The Women’s Bar Association of the District of Columbia (WBA), in conjunction with the Women’s Bar Association Foundation (WBAF), recognized The Honorable Sheila Bair, former Chairman of the Federal Deposit Insurance Corporation, with the Janet Reno Torchbearer Award at the organizations’ Annual Dinner on May 22, 2012, in Washington, DC. The Janet Reno Torchbearer Award recognizes exceptional women lawyers, their achievements, and the trails they have blazed for those women who have followed, and is reserved for those rare occasions when the accomplishments of an individual are so extraordinary that they should be recognized.
The theme for the 2012 Annual Dinner was “Re-envisioning the Path: Being a Woman Lawyer in the 21st Century.” This theme was in concert with Phase IV of the WBA’s Initiative on Advancement and Retention of Women, and recognizes that women take or navigate different pathways to success, and that the pathway navigated along the road to success isn’t always a “straight line.”
Chairman Bair exemplifies the “Re-envisioning the Path” theme. Her extensive background in banking and finance has taken her career path from Capitol Hill, to academia, to the highest levels of government. Of particular note, from June 2006 to July 2011, Ms. Bair served a five-year term as the 19th Chairman of the FDIC.
While at FDIC, Chairman Bair presided over a tumultuous period in the nation’s financial sector, and worked to bolster both public confidence and system stability. Determined not to turn to taxpayer borrowing during the crisis, the FDIC managed its losses and liquidity needs entirely through its traditional industry-funded resources. In response to the financial crisis, Ms. Bair developed innovative and stabilizing programs that provided temporary liquidity guarantees to unfreeze credit markets and increased deposit insurance limits. In 2007, she was a singular –and prescient – advocate for systematic loan modifications to stem the coming tidal wave of foreclosures. Chairman Bair also led FDIC resolution strategies to sell failing banks to healthier institutions, while providing credit support of future losses from failed banks’ troubled loans. That strategy saved the Deposit Insurance Fund $40 billion over losses it would have incurred if the FDIC had liquidated those banks. Under Chairman Bair’s leadership, the FDIC’s powers and authority were significantly expanded by the Dodd-Frank Wall Street Reform and Consumer Protection Act of 2010, which extends the FDIC’s resolution process to large, systemically-important financial institutions, effectively attacking the “too-big-to-fail” doctrine.

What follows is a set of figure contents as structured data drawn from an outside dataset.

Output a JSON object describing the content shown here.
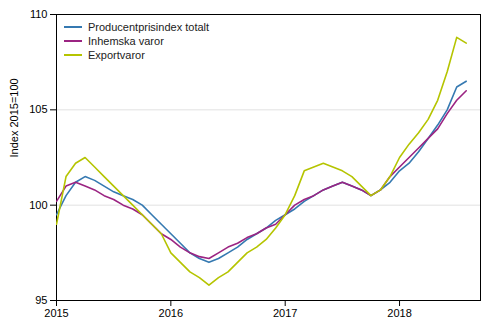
{
  "chart_data": {
    "type": "line",
    "ylabel": "Index 2015=100",
    "x": [
      2015,
      2015.0833333333333,
      2015.1666666666667,
      2015.25,
      2015.3333333333333,
      2015.4166666666667,
      2015.5,
      2015.5833333333333,
      2015.6666666666667,
      2015.75,
      2015.8333333333333,
      2015.9166666666667,
      2016,
      2016.0833333333333,
      2016.1666666666667,
      2016.25,
      2016.3333333333333,
      2016.4166666666667,
      2016.5,
      2016.5833333333333,
      2016.6666666666667,
      2016.75,
      2016.8333333333333,
      2016.9166666666667,
      2017,
      2017.0833333333333,
      2017.1666666666667,
      2017.25,
      2017.3333333333333,
      2017.4166666666667,
      2017.5,
      2017.5833333333333,
      2017.6666666666667,
      2017.75,
      2017.8333333333333,
      2017.9166666666667,
      2018,
      2018.0833333333333,
      2018.1666666666667,
      2018.25,
      2018.3333333333333,
      2018.4166666666667,
      2018.5,
      2018.5833333333333
    ],
    "xlim": [
      2015.0,
      2018.708
    ],
    "xticks": [
      2015,
      2016,
      2017,
      2018
    ],
    "ylim": [
      95,
      110
    ],
    "yticks": [
      95,
      100,
      105,
      110
    ],
    "grid": true,
    "legend": "upper left",
    "series": [
      {
        "name": "Producentprisindex totalt",
        "color": "#3579b1",
        "values": [
          99.5,
          100.5,
          101.2,
          101.5,
          101.3,
          101.0,
          100.7,
          100.5,
          100.3,
          100.0,
          99.5,
          99.0,
          98.5,
          98.0,
          97.5,
          97.2,
          97.0,
          97.2,
          97.5,
          97.8,
          98.2,
          98.5,
          98.8,
          99.2,
          99.5,
          99.8,
          100.2,
          100.5,
          100.8,
          101.0,
          101.2,
          101.0,
          100.8,
          100.5,
          100.8,
          101.2,
          101.8,
          102.2,
          102.8,
          103.5,
          104.2,
          105.0,
          106.2,
          106.5
        ]
      },
      {
        "name": "Inhemska varor",
        "color": "#9b2482",
        "values": [
          100.2,
          101.0,
          101.2,
          101.0,
          100.8,
          100.5,
          100.3,
          100.0,
          99.8,
          99.5,
          99.0,
          98.5,
          98.2,
          97.8,
          97.5,
          97.3,
          97.2,
          97.5,
          97.8,
          98.0,
          98.3,
          98.5,
          98.8,
          99.0,
          99.5,
          100.0,
          100.3,
          100.5,
          100.8,
          101.0,
          101.2,
          101.0,
          100.8,
          100.5,
          100.8,
          101.5,
          102.0,
          102.5,
          103.0,
          103.5,
          104.0,
          104.8,
          105.5,
          106.0
        ]
      },
      {
        "name": "Exportvaror",
        "color": "#b5c400",
        "values": [
          99.0,
          101.5,
          102.2,
          102.5,
          102.0,
          101.5,
          101.0,
          100.5,
          100.0,
          99.5,
          99.0,
          98.5,
          97.5,
          97.0,
          96.5,
          96.2,
          95.8,
          96.2,
          96.5,
          97.0,
          97.5,
          97.8,
          98.2,
          98.8,
          99.5,
          100.5,
          101.8,
          102.0,
          102.2,
          102.0,
          101.8,
          101.5,
          101.0,
          100.5,
          100.8,
          101.5,
          102.5,
          103.2,
          103.8,
          104.5,
          105.5,
          107.0,
          108.8,
          108.5
        ]
      }
    ]
  }
}
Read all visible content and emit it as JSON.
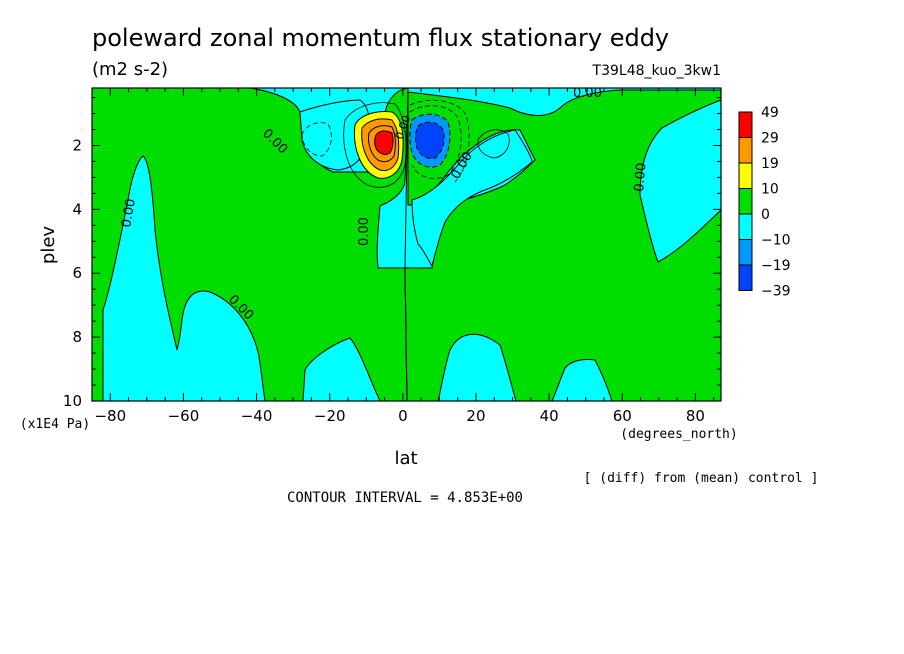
{
  "chart_data": {
    "type": "contour",
    "title": "poleward zonal momentum flux stationary eddy",
    "units": "(m2 s-2)",
    "experiment": "T39L48_kuo_3kw1",
    "xlabel": "lat",
    "x_units": "(degrees_north)",
    "ylabel": "plev",
    "y_units": "(x1E4 Pa)",
    "xlim": [
      -85,
      87
    ],
    "ylim": [
      10,
      0.2
    ],
    "x_ticks": [
      -80,
      -60,
      -40,
      -20,
      0,
      20,
      40,
      60,
      80
    ],
    "y_ticks": [
      2,
      4,
      6,
      8,
      10
    ],
    "contour_interval_text": "CONTOUR INTERVAL = 4.853E+00",
    "note": "[ (diff) from (mean) control ]",
    "contour_labels": [
      "0.00",
      "0.00",
      "0.00",
      "0.00",
      "0.00",
      "0.00",
      "0.00",
      "0.00"
    ],
    "legend": {
      "levels": [
        "49",
        "29",
        "19",
        "10",
        "0",
        "-10",
        "-19",
        "-39"
      ],
      "colors": [
        "#ff0000",
        "#ff9900",
        "#ffff00",
        "#00dd00",
        "#00ffff",
        "#0099ff",
        "#0044ff"
      ]
    },
    "extrema": [
      {
        "type": "max",
        "lat": -6,
        "plev": 1.8,
        "approx_value": 49
      },
      {
        "type": "min",
        "lat": 7,
        "plev": 1.8,
        "approx_value": -39
      }
    ]
  }
}
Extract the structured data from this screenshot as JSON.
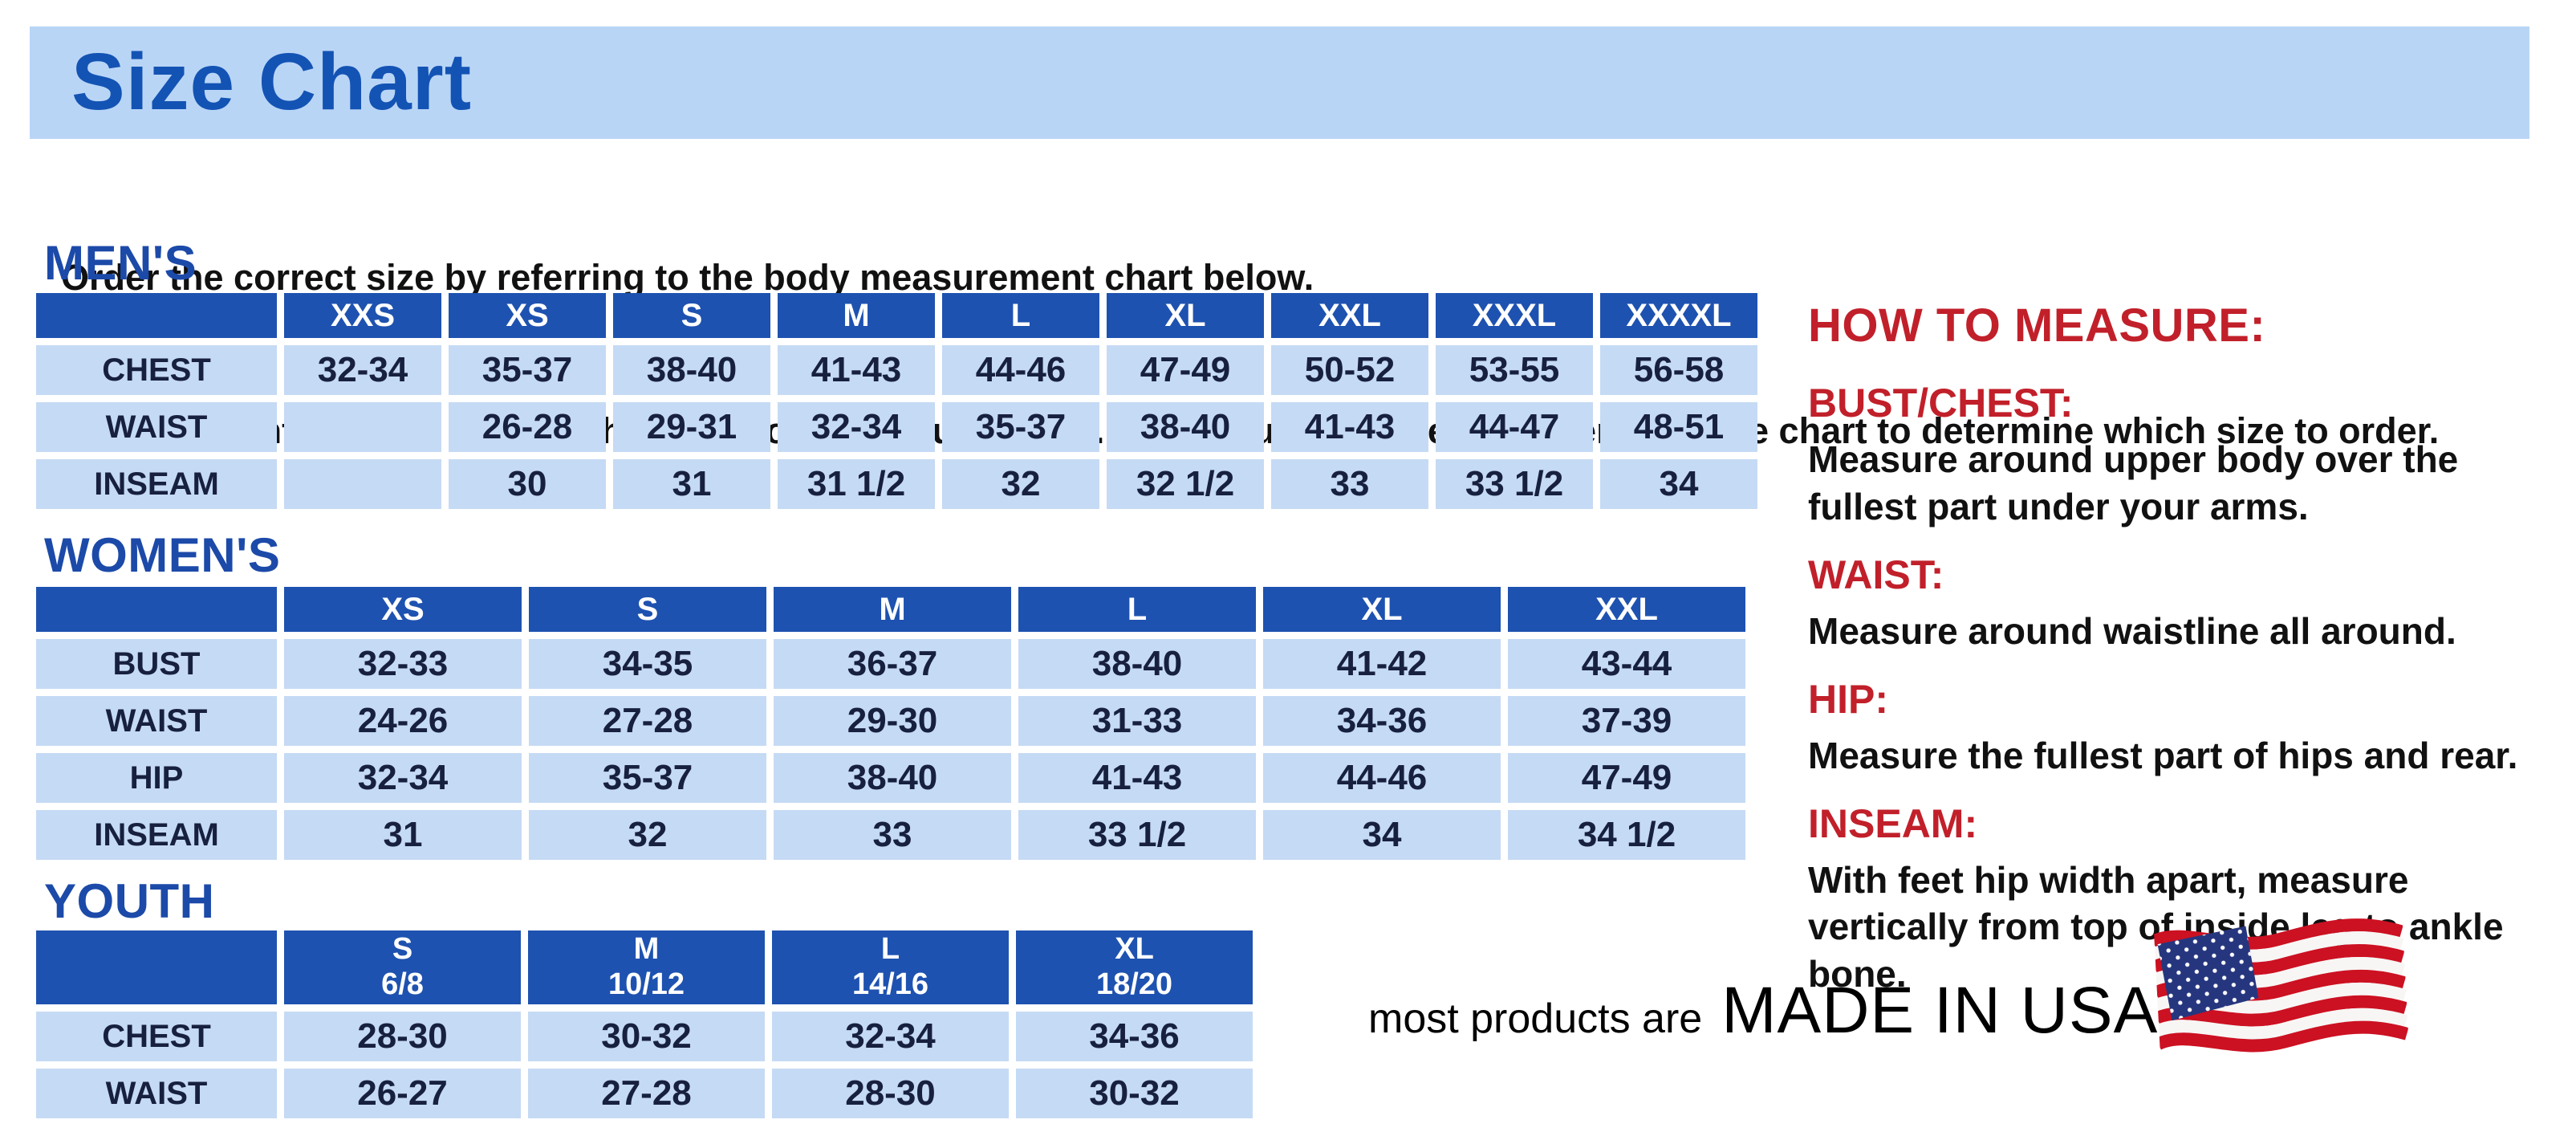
{
  "title": "Size Chart",
  "intro": {
    "line1": "Order the correct size by referring to the body measurement chart below.",
    "line2": "Measurements shown on size chart are body measurements.  Find your body measurements on the chart to determine which size to order."
  },
  "colors": {
    "banner_blue": "#b9d5f6",
    "title_blue": "#1353b4",
    "section_heading_blue": "#1c4aa9",
    "header_blue": "#1e52b0",
    "cell_blue": "#c5daf4",
    "table_text_navy": "#17203f",
    "measure_red": "#c1202a",
    "body_text": "#111111"
  },
  "mens": {
    "heading": "MEN'S",
    "columns": [
      "XXS",
      "XS",
      "S",
      "M",
      "L",
      "XL",
      "XXL",
      "XXXL",
      "XXXXL"
    ],
    "rows": [
      {
        "label": "CHEST",
        "values": [
          "32-34",
          "35-37",
          "38-40",
          "41-43",
          "44-46",
          "47-49",
          "50-52",
          "53-55",
          "56-58"
        ]
      },
      {
        "label": "WAIST",
        "values": [
          "",
          "26-28",
          "29-31",
          "32-34",
          "35-37",
          "38-40",
          "41-43",
          "44-47",
          "48-51"
        ]
      },
      {
        "label": "INSEAM",
        "values": [
          "",
          "30",
          "31",
          "31 1/2",
          "32",
          "32 1/2",
          "33",
          "33 1/2",
          "34"
        ]
      }
    ]
  },
  "womens": {
    "heading": "WOMEN'S",
    "columns": [
      "XS",
      "S",
      "M",
      "L",
      "XL",
      "XXL"
    ],
    "rows": [
      {
        "label": "BUST",
        "values": [
          "32-33",
          "34-35",
          "36-37",
          "38-40",
          "41-42",
          "43-44"
        ]
      },
      {
        "label": "WAIST",
        "values": [
          "24-26",
          "27-28",
          "29-30",
          "31-33",
          "34-36",
          "37-39"
        ]
      },
      {
        "label": "HIP",
        "values": [
          "32-34",
          "35-37",
          "38-40",
          "41-43",
          "44-46",
          "47-49"
        ]
      },
      {
        "label": "INSEAM",
        "values": [
          "31",
          "32",
          "33",
          "33 1/2",
          "34",
          "34 1/2"
        ]
      }
    ]
  },
  "youth": {
    "heading": "YOUTH",
    "columns": [
      "S\n6/8",
      "M\n10/12",
      "L\n14/16",
      "XL\n18/20"
    ],
    "rows": [
      {
        "label": "CHEST",
        "values": [
          "28-30",
          "30-32",
          "32-34",
          "34-36"
        ]
      },
      {
        "label": "WAIST",
        "values": [
          "26-27",
          "27-28",
          "28-30",
          "30-32"
        ]
      }
    ]
  },
  "how_to_measure": {
    "title": "HOW TO MEASURE:",
    "items": [
      {
        "label": "BUST/CHEST:",
        "text": "Measure around upper body over the fullest part under your arms."
      },
      {
        "label": "WAIST:",
        "text": "Measure around waistline all around."
      },
      {
        "label": "HIP:",
        "text": "Measure the fullest part of hips and rear."
      },
      {
        "label": "INSEAM:",
        "text": "With feet hip width apart, measure vertically from top of inside leg to ankle bone."
      }
    ]
  },
  "footer": {
    "prefix": "most products are",
    "emphasis": "MADE IN USA",
    "flag_icon": "us-flag-icon"
  }
}
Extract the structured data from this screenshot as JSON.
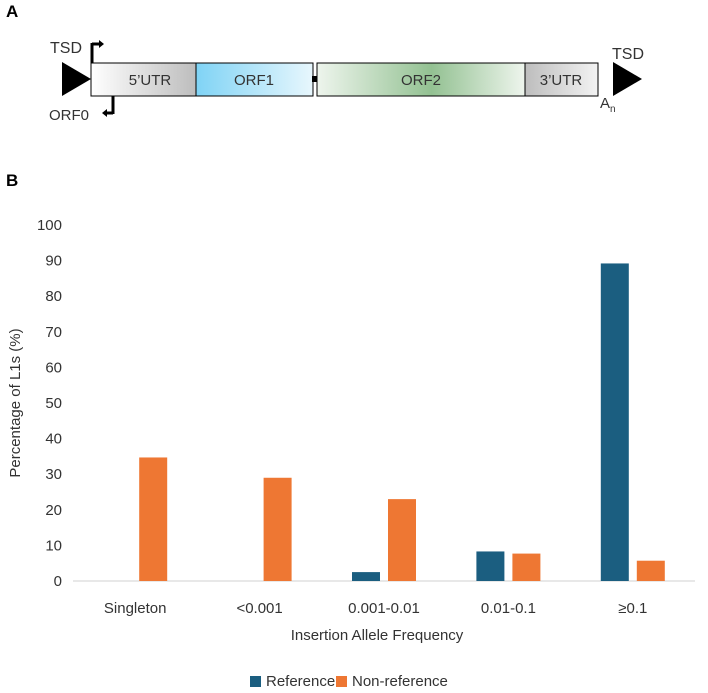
{
  "panel_a": {
    "label": "A",
    "tsd_left": "TSD",
    "tsd_right": "TSD",
    "orf0": "ORF0",
    "poly_a_base": "A",
    "poly_a_sub": "n",
    "segments": {
      "utr5": "5’UTR",
      "orf1": "ORF1",
      "orf2": "ORF2",
      "utr3": "3’UTR"
    },
    "colors": {
      "orf1": "#7fd3f5",
      "orf2": "#9dc59a",
      "utr": "#c8c8c8"
    }
  },
  "chart_data": {
    "panel_label": "B",
    "type": "bar",
    "categories": [
      "Singleton",
      "<0.001",
      "0.001-0.01",
      "0.01-0.1",
      "≥0.1"
    ],
    "series": [
      {
        "name": "Reference",
        "color": "#1b5e80",
        "values": [
          0,
          0,
          2.5,
          8.3,
          89.2
        ]
      },
      {
        "name": "Non-reference",
        "color": "#ee7733",
        "values": [
          34.7,
          29,
          23,
          7.7,
          5.7
        ]
      }
    ],
    "xlabel": "Insertion Allele Frequency",
    "ylabel": "Percentage of L1s (%)",
    "ylim": [
      0,
      100
    ],
    "yticks": [
      0,
      10,
      20,
      30,
      40,
      50,
      60,
      70,
      80,
      90,
      100
    ],
    "grid": false,
    "legend_position": "bottom-center"
  }
}
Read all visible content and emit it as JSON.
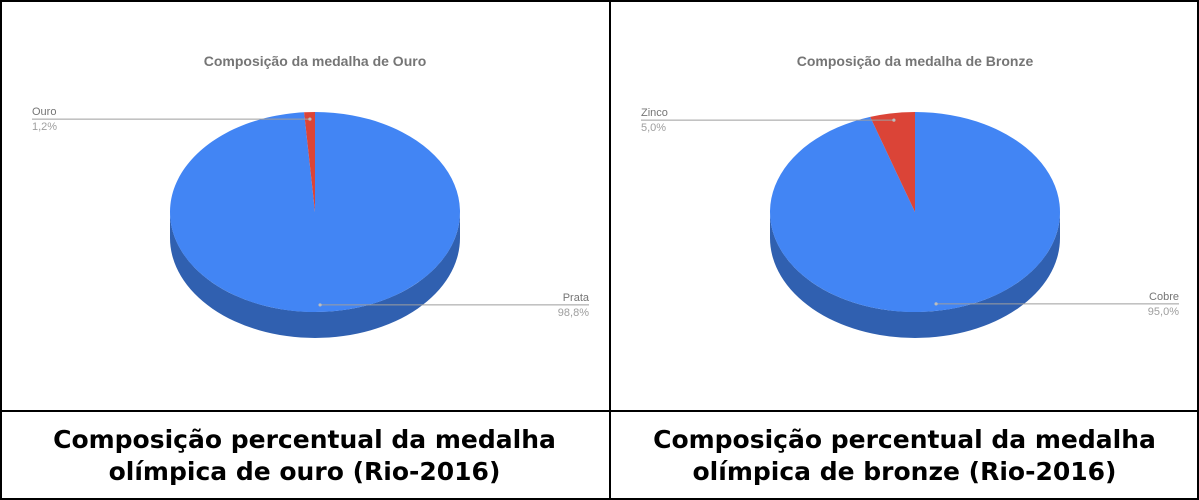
{
  "chart_data": [
    {
      "type": "pie",
      "title": "Composição da medalha de Ouro",
      "categories": [
        "Prata",
        "Ouro"
      ],
      "values": [
        98.8,
        1.2
      ],
      "value_labels": [
        "98,8%",
        "1,2%"
      ],
      "colors": [
        "#4285f4",
        "#db4437"
      ]
    },
    {
      "type": "pie",
      "title": "Composição da medalha de Bronze",
      "categories": [
        "Cobre",
        "Zinco"
      ],
      "values": [
        95.0,
        5.0
      ],
      "value_labels": [
        "95,0%",
        "5,0%"
      ],
      "colors": [
        "#4285f4",
        "#db4437"
      ]
    }
  ],
  "captions": [
    "Composição percentual da medalha olímpica de ouro (Rio-2016)",
    "Composição percentual da medalha olímpica de bronze (Rio-2016)"
  ]
}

Chairman Bair’s work at the FDIC also focused on consumer protection and economic inclusion. Under her leadership, the FDIC issued early calls for interagency guidance addressing high-risk mortgages, and was among the first to see the dangers of these unaffordable mortgages to the broader banking sector and to the economy as a whole. She championed the creation of an Advisory Committee on Economic Inclusion, seminal research on small-dollar loan programs, and the formation of broad-based alliances in nine regional markets to bring underserved populations into the financial mainstream.
Before joining the FDIC, Ms. Bair was the Dean’s Professor of Financial Regulatory Policy for the Isenberg School of Management at the University of Massachusetts-Amherst. She also served as Assistant Secretary for Financial Institutions at the U.S. Department of the Treasury (2001 to 2002), Senior Vice President for Government Relations of the New York Stock Exchange (1995 to 2000), a Commissioner and Acting Chairman of the Commodity Futures Trading Commission (1991 to 1995), and Research Director, Deputy Counsel and Counsel to Senate Majority Leader Robert Dole (1981 to 1988). In September 2011, following her tenure at the FDIC, Chairman Bair joined the Pew Charitable Trusts as a Senior Advisor, providing counsel to the nonpartisan group on matters of fiscal and economic stability.
Kansan by birth, Chairman Bair received a bachelor’s degree from the University of Kansas and a J.D. from the University of Kansas School of Law. She has been inducted into the University of Kansas Women’s Hall of Fame, and received the Distinguished Kansan Award from the Native Sons and Daughters of Kansas in 2011. Chairman Bair received a number of prestigious honors during her tenure as FDIC Chairman. In 2008 and 2009, Forbes Magazine named her as the second most powerful woman in the world, after German Chancellor Angela Merkel. In 2008, Chairman Bair topped The Wall Street Journal’s annual 50 “Women to Watch List.” In 2009, she was named one of TIME Magazine’s “Time 100” most influential people; awarded the John F. Kennedy Profile in Courage Award; and received the Hubert H. Humphrey Civil Rights Award. In 2010, Chairman Bair was featured on the cover of TIME Magazine with Mary Schapiro and Elizabeth Warren as “The New Sheriffs of Wall Street,” and received the Better Business Bureau’s Presidents’ Award for sustained superior performance that fundamentally changed the marketplace and shaped the definition and expectation of trust for all marketplace participants.